La décision d’éloignement ou d’obligation de quitter le territoire français est prise par le préfet, notamment en cas de refus de délivrance de titre de séjour ou de séjour irrégulier : Situation d’un étranger qui ne possède pas les documents l’autorisant à rester en France en France. Si vous êtes concerné, elle vous oblige à quitter la France par vos propres moyens dans un délai de 30 jours. Dans des situations limitées, elle peut aussi vous obliger à quitter la France sans délai. Un recours est possible.
https://www.service-public.fr/particuliers/vosdroits/F18362
En clair, une fois qu’un étranger s’est vu adresser une OQTF, il a un délai et des recours. Nous avons vu qu’il y a un délai de 30 jours pour faire appel (et l’appel n’est pas suspensif). C’est la loi. Dans ce délai, il n’y a aucune raison du point de vue judiciaire de placer quelqu’un en centre de rétention.
Des tueurs pas trop de chez nous
L’histoire de Dhalia B, principale suspecte dans cette affaire est racontée ici, quand d’autres sources évoquent l’absence de notification à son encontre. Pire, dans cette histoire, l’assassin n’était pas connu pour des faits de violence. Ou plutôt, soyons précis, elle était victime de violences conjugales (où était l’IPJ pour parler d’elle ? ).
Mais peu importe finalement, les tracasseries à l’égard des ressortissants extra-européens ne sont qu’un cache-nez. Et si un meurtrier était en situation légale ? Ce sont tout de même les meurtriers qui sont coupables des meurtres.
D’ailleurs, sur le meurtre lui-même nous n’avons rien à dire.
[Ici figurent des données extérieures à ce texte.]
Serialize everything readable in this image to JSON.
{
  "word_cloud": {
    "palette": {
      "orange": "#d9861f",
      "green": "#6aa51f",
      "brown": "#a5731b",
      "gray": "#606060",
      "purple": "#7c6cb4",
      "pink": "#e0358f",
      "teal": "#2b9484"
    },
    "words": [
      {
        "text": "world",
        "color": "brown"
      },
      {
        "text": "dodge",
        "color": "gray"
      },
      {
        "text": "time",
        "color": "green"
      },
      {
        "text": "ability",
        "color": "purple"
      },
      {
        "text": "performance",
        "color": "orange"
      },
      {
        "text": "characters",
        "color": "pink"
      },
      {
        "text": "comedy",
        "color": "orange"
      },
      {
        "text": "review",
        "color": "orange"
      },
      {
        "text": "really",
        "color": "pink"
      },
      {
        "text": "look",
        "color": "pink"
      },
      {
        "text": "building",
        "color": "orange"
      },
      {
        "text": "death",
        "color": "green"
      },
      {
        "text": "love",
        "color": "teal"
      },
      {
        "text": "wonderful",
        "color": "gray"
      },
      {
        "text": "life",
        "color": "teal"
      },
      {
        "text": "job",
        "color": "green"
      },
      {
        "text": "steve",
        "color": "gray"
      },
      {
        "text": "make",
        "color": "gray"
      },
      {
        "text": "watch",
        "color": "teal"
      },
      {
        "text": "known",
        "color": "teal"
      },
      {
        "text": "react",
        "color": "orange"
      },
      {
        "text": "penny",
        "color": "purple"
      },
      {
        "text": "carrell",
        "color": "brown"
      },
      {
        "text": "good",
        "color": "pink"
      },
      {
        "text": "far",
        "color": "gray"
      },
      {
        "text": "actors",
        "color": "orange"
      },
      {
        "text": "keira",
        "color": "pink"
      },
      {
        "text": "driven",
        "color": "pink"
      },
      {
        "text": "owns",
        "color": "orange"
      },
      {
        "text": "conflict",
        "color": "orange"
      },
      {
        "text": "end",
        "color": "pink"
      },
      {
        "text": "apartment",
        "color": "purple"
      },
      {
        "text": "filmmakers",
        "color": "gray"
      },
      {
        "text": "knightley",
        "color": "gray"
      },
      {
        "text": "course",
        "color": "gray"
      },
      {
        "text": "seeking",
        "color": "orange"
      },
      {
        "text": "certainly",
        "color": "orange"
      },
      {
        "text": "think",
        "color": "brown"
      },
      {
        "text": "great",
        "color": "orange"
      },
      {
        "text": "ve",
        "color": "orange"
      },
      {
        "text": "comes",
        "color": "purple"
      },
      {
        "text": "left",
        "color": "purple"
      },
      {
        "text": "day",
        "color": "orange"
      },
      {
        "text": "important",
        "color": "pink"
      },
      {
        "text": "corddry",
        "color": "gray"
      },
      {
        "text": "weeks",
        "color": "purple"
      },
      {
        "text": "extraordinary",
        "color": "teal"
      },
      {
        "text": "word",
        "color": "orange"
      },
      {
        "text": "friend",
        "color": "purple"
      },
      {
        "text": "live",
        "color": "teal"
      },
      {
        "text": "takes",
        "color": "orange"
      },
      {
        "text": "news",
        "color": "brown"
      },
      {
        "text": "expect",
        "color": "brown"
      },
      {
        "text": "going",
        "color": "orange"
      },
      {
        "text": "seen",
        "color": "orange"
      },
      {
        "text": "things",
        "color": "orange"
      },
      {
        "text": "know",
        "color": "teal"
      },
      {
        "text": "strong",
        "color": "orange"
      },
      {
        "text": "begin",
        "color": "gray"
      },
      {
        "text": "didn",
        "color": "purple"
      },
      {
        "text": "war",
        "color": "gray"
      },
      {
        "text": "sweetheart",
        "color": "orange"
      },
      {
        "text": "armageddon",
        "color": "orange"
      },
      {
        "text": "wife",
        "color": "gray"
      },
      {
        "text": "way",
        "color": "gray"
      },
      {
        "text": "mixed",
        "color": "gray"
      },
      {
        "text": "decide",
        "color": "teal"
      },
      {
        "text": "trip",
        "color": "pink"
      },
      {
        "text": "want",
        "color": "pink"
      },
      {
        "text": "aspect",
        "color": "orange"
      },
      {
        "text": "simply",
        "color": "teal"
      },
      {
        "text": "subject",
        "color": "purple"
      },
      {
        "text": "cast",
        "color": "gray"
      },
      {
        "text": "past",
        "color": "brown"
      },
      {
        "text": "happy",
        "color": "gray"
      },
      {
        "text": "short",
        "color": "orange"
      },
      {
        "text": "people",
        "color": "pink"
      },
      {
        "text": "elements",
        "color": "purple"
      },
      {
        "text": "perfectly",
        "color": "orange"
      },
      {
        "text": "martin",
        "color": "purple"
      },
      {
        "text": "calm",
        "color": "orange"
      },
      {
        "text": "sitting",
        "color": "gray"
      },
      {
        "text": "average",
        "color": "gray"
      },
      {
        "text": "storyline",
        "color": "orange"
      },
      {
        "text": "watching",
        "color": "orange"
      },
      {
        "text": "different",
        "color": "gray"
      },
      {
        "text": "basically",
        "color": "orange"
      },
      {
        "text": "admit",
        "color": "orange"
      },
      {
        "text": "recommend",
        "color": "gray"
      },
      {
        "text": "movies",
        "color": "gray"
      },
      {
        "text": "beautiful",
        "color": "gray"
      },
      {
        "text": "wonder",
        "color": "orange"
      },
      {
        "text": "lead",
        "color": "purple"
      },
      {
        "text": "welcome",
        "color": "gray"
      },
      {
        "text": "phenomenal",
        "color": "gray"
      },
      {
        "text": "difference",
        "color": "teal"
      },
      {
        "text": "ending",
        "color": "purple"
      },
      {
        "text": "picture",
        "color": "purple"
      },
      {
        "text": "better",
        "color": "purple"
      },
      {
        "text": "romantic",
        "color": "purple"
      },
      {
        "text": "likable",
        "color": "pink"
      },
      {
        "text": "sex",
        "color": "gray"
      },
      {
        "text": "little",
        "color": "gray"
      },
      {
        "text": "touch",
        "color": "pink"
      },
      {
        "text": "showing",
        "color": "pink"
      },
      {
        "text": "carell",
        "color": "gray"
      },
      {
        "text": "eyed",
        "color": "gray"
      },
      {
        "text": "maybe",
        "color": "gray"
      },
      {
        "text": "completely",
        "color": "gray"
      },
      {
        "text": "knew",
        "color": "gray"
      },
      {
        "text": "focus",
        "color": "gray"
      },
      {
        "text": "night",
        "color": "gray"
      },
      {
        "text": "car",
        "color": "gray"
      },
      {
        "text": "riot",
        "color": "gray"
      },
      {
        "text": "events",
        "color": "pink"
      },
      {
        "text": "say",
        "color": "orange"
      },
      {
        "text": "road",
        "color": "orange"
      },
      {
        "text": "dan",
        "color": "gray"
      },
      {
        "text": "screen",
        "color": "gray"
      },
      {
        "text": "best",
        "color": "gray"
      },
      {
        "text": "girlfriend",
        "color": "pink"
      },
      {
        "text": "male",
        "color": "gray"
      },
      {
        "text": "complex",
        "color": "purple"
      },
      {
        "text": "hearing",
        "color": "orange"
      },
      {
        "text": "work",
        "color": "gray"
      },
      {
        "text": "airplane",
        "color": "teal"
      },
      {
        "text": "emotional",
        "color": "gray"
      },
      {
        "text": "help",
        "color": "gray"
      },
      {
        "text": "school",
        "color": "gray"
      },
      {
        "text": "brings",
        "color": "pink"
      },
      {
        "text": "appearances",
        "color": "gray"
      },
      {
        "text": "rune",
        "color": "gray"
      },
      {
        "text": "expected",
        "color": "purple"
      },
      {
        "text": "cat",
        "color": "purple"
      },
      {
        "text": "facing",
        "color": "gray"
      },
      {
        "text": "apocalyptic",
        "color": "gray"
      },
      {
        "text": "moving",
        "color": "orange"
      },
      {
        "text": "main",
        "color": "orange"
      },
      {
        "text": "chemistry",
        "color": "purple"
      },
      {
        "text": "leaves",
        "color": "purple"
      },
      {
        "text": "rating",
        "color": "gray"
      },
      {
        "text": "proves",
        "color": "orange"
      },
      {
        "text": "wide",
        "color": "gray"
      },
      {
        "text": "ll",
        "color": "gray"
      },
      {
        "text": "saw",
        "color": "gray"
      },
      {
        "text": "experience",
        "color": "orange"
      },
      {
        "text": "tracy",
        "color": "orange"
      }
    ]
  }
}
Nous ne connaissons que des détails sordides, mais pas vraiment les motivations, ni ce qui a amené cette personne à enlever la vie.
Enfin nous finirons par nous demander si finalement, un meurtre commis par un français blanc en devient plus acceptable au regard de cette obsession.
Conclusion
Pour conclure, on a vu la façon dont l’institut pour la justice s’est imposé dans le concert des voix d’extrême droite autour de l’affaire Lola. Évidemment, c’était cousu de fil blanc quand on a vu que la principale suspecte ressortissante Algérienne en situation irrégulière. Avant ça, l’affaire était sordide. Dés l’annonce de l’origine de la meurtrière, elle a été tâché d’indécence et d’opportunisme.
On aura encore une fois vu l’extrême droite se distinguer avec cette affirmation fantaisiste sur un lien entre immigration et délinquance. Un rapport qui n’est pas prouvé, et qui même s’il l’était ne vaudrait rien.
Enfin, on a pu voir cette extrême droite se raccrocher aux branches en attaquant le gouvernement sur les OQTF. Un bien maigre butin après tout ce foin.
PS : L’équipe des Debunkers présente toutes ses condoléances à la famille de la jeune Lola.
Edit 20/10
- Pour en savoir un peu plus sur la famille Laarman, à l’origine de la création de l’IPJ et d’autres attrape-nigauds :
De SOS Education à la « santé naturelle », voyage dans la galaxie conservatrice des Laarman – Le Monde - Au sujet de la manifestation, le RN s’est retiré au dernier moment, organisant une minute de silence devant l’Assemblée Nationale. Une action toujours indécente, à l’encontre des volontés de la famille
- L’IPJ a organisé son rassemblement qui n’a pas fait recette. À noter un certain malaise au sujet de la présence de Reconquête! et des militants du parti qui ne se sont pas affichés. Niveau indécence, on reste au même niveau que le RN
- Le grand gagnant de l’opération est le RN : face à Reconquête! qui parle de francocide, ils opposent une France orange mécanique (Stéphane Ravier, le 20/10), et s’affichent comme plus institutionnels et même extrêmes que le sulfureux Z.